While PC first shooters such as Doom and Wolfenstein were the rage at the start of the 1990’s, Suzuki’s Team AM2 popularized arcade light gun games through Virtua Cop. While PC shooters are with a keyboard and mouse, arcades can use a light gun modeled after let’s say a six-shot to give players an actual sensation of firing a gun at a criminal. Though Virtua Cop is by no means the first ever light gun game but is recognized as the first light gun game in 3D.

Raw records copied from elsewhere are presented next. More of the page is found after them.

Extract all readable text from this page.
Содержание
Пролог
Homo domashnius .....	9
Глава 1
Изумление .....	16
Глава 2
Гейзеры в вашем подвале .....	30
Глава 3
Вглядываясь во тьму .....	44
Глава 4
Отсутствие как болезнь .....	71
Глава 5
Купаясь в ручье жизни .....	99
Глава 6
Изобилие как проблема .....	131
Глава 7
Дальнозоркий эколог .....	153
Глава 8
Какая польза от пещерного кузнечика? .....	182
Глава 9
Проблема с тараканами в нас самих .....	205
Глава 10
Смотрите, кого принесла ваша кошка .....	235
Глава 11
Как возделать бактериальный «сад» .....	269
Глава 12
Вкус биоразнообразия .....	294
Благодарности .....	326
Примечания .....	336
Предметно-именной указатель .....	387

In addition to being the first to use 3D graphics, it is recognized for its physics where players can shoot through glass to take down an enemy. The game allowed players to aim for certain parts of the body where if you shoot an enemy in the arm, they will react with pain to the arm showing a unique AI and realistic animation. However, it has penalties where if you shoot a hostage, you lose a life to really test your reflexes.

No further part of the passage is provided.